Comprehensive Error Rate Testing Program: FY 2009 DME Error Rate and Corrective Actions. OIG will review both CMS’s testing methodology in determining the 2008 rate for erroneous DME payments and its corrective actions in response to OIG’s 2008 recommendations. CMS agreed to provide clear, written directions to providers for the correct billing of diabetic test strips, oxygen, and powered mobility devices in 2009. OIG will verify the actions CMS has taken in this regard. This is one of a number of studies scrutinizing the CERT program.
Medicare Part B Payments for Home-Blood-Glucose Testing Supplies. This project commenced with the 2008 Work Plan and continues to focus on whether physicians’ orders for blood glucose test strips and lancet supplies are supported by medical necessity, as required under local medical review policies. Continuing audits also will review whether modifiers are being used appropriately when submitting claims to identify whether or not a beneficiary is insulin-treated, as the allowable reimbursement amount changes depending upon this factor.

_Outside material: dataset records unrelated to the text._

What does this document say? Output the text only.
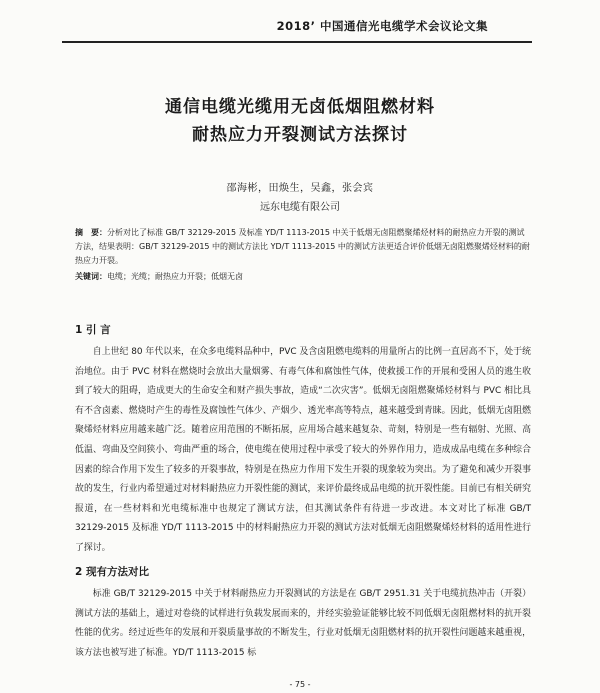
2018’ 中国通信光电缆学术会议论文集
通信电缆光缆用无卤低烟阻燃材料
耐热应力开裂测试方法探讨
邵海彬，田焕生，吴鑫，张会宾
远东电缆有限公司
摘　要：分析对比了标准 GB/T 32129-2015 及标准 YD/T 1113-2015 中关于低烟无卤阻燃聚烯烃材料的耐热应力开裂的测试方法，结果表明：GB/T 32129-2015 中的测试方法比 YD/T 1113-2015 中的测试方法更适合评价低烟无卤阻燃聚烯烃材料的耐热应力开裂。
关键词：电缆；光缆；耐热应力开裂；低烟无卤
1 引 言
自上世纪 80 年代以来，在众多电缆料品种中，PVC 及含卤阻燃电缆料的用量所占的比例一直居高不下，处于统治地位。由于 PVC 材料在燃烧时会放出大量烟雾、有毒气体和腐蚀性气体，使救援工作的开展和受困人员的逃生收到了较大的阻碍，造成更大的生命安全和财产损失事故，造成“二次灾害”。低烟无卤阻燃聚烯烃材料与 PVC 相比具有不含卤素、燃烧时产生的毒性及腐蚀性气体少、产烟少、透光率高等特点，越来越受到青睐。因此，低烟无卤阻燃聚烯烃材料应用越来越广泛。随着应用范围的不断拓展，应用场合越来越复杂、苛刻，特别是一些有辐射、光照、高低温、弯曲及空间狭小、弯曲严重的场合，使电缆在使用过程中承受了较大的外界作用力，造成成品电缆在多种综合因素的综合作用下发生了较多的开裂事故，特别是在热应力作用下发生开裂的现象较为突出。为了避免和减少开裂事故的发生，行业内希望通过对材料耐热应力开裂性能的测试，来评价最终成品电缆的抗开裂性能。目前已有相关研究报道，在一些材料和光电缆标准中也规定了测试方法，但其测试条件有待进一步改进。本文对比了标准 GB/T 32129-2015 及标准 YD/T 1113-2015 中的材料耐热应力开裂的测试方法对低烟无卤阻燃聚烯烃材料的适用性进行了探讨。
2 现有方法对比
标准 GB/T 32129-2015 中关于材料耐热应力开裂测试的方法是在 GB/T 2951.31 关于电缆抗热冲击（开裂）测试方法的基础上，通过对卷绕的试样进行负载发展而来的，并经实验验证能够比较不同低烟无卤阻燃材料的抗开裂性能的优劣。经过近些年的发展和开裂质量事故的不断发生，行业对低烟无卤阻燃材料的抗开裂性问题越来越重视，该方法也被写进了标准。YD/T 1113-2015 标
- 75 -
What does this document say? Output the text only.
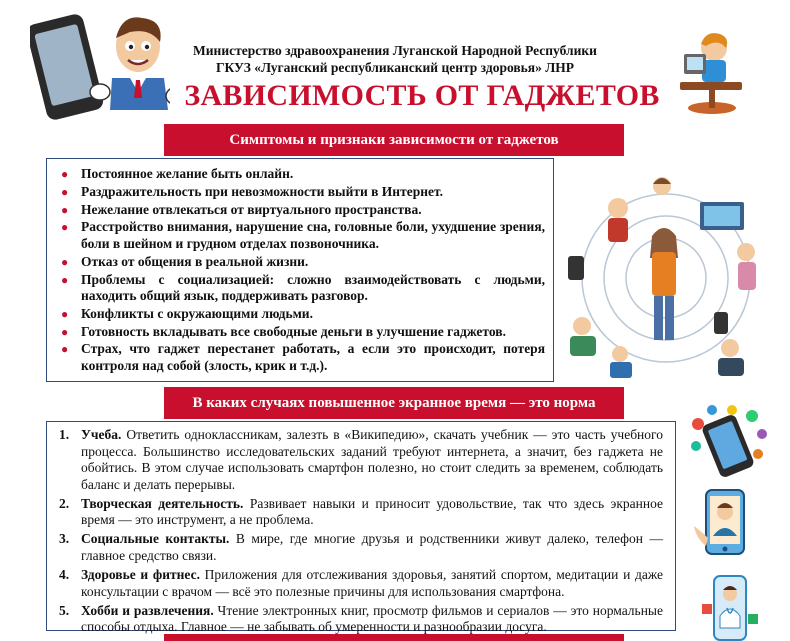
Министерство здравоохранения Луганской Народной Республики
ГКУЗ «Луганский республиканский центр здоровья» ЛНР
ЗАВИСИМОСТЬ ОТ ГАДЖЕТОВ
Симптомы и признаки зависимости от гаджетов
● Постоянное желание быть онлайн.
● Раздражительность при невозможности выйти в Интернет.
● Нежелание отвлекаться от виртуального пространства.
● Расстройство внимания, нарушение сна, головные боли, ухудшение зрения, боли в шейном и грудном отделах позвоночника.
● Отказ от общения в реальной жизни.
● Проблемы с социализацией: сложно взаимодействовать с людьми, находить общий язык, поддерживать разговор.
● Конфликты с окружающими людьми.
● Готовность вкладывать все свободные деньги в улучшение гаджетов.
● Страх, что гаджет перестанет работать, а если это происходит, потеря контроля над собой (злость, крик и т.д.).
В каких случаях повышенное экранное время — это норма
1. Учеба. Ответить одноклассникам, залезть в «Википедию», скачать учебник — это часть учебного процесса. Большинство исследовательских заданий требуют интернета, а значит, без гаджета не обойтись. В этом случае использовать смартфон полезно, но стоит следить за временем, соблюдать баланс и делать перерывы.
2. Творческая деятельность. Развивает навыки и приносит удовольствие, так что здесь экранное время — это инструмент, а не проблема.
3. Социальные контакты. В мире, где многие друзья и родственники живут далеко, телефон — главное средство связи.
4. Здоровье и фитнес. Приложения для отслеживания здоровья, занятий спортом, медитации и даже консультации с врачом — всё это полезные причины для использования смартфона.
5. Хобби и развлечения. Чтение электронных книг, просмотр фильмов и сериалов — это нормальные способы отдыха. Главное — не забывать об умеренности и разнообразии досуга.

Payments to Medical Suppliers and Home Health Agencies Associated With “Currently Not Collectible” Overpayments. Expenditures for DME, prosthetics, orthotics, and supplies (DMEPOS) totaled $9.2 billion in FY 2006, and the government estimated 10 percent of these expenditures were inappropriate overpayments. Once an overpayment remains uncollected for 180 days, DMEPOS suppliers and home health agencies (HHAs) may not receive additional payments from Medicare. OIG will investigate whether suppliers in this situation are continuing to receive Medicare payments through their connection with other businesses.
Ambulance Services Used to Transport End-Stage Renal Disease Beneficiaries. In a carryover from last year’s Work Plan, OIG will review the extent to which ambulance services are used to transport end-stage renal disease (ESRD) beneficiaries to and from dialysis facilities. There have been a number of enforcement actions over the years in which the government has alleged that ambulance suppliers and providers have billed Medicare for transports of ESRD beneficiaries when such transports were not medically necessary (i.e., the beneficiary could have been transported using less expensive, albeit non-covered, means of transport). OIG further notes that Congress has required the Secretary to develop a report on bundled PPS for ESRD services, but that bundled PPS for ESRD services does not provide for ambulance services. OIG presumably intends to evaluate whether ambulance should be included in ESRD PPS.

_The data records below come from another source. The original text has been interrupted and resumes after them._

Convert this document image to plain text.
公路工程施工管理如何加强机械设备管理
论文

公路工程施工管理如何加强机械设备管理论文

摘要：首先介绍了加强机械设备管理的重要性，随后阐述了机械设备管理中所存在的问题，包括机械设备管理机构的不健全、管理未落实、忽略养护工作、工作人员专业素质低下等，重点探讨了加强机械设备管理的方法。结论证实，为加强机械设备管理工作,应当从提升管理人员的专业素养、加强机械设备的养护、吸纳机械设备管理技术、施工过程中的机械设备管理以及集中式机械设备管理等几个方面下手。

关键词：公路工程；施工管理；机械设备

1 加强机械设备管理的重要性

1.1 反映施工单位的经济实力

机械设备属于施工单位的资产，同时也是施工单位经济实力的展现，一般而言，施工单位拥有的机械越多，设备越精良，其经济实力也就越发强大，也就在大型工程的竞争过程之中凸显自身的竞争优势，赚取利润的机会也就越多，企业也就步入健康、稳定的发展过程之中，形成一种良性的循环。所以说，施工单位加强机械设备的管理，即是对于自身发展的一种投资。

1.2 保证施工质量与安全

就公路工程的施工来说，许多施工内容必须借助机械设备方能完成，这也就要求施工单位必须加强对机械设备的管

CERT: FY 2008 Transportation Claims Error Rate. OIG indicates it will review certain aspects of the methodology used by CMS in determining the error rate for ambulance services under CMS’ CERT. To accomplish this objective, OIG will conduct a review of a subsample of claims from the sample previously reviewed as part of the CERT process. Using independent medical reviewers, OIG will determine the medical necessity and sufficiency of the documentation supporting the claims in this subsample.
Medicaid Payments for Transportation Services and State Policies to Safeguard Medicaid Nonemergency Transportation Services. OIG will review the appropriateness of states’ payments for transportation services pursuant to federal regulations that require each state to ensure coverage of necessary transportation for Medicaid beneficiaries to and from providers. OIG also will review states’ internal controls designed to address Medicaid nonemergency transportation services, which OIG characterizes as at “high risk for fraud.”
With regard to the businesses that contract with CMS to provide administrative and other services, OIG has identified at least 17 areas of review, including:
RACs: Reducing Medicare Improper Payments. OIG will review CMS’ oversight and monitoring of the RAC program to ensure reduction of improper Medicare payments through the detection and collection of overpayments, the identification of underpayments, and the implementation of actions to prevent future errors. This review is likely to generate some controversy given industry concerns regarding RACs.
Collection of Medicare Overpayments Referred by Program Safeguard Contractors. Program safeguard contractors investigate and identify overpayments made to Medicare providers and beneficiaries. OIG will review overpayments referred by program safeguard contractors in 2007, look at the collected amounts, and verify procedures used to identify and track potential fraud and abuse related to the payments.
Medicare Parts C and D
FY 2009 will be an active year for audits and investigations by OIG of Medicare Advantage Organizations (MAOs) under Part C and Medicare Prescription Drug Plans under Part D. The Work Plan identifies multiple subjects for which MAOs and Part D plans could be reviewed. We identify two major categories of OIG focus: duplicate payments; and fraud, waste, and abuse oversight of downstream entities.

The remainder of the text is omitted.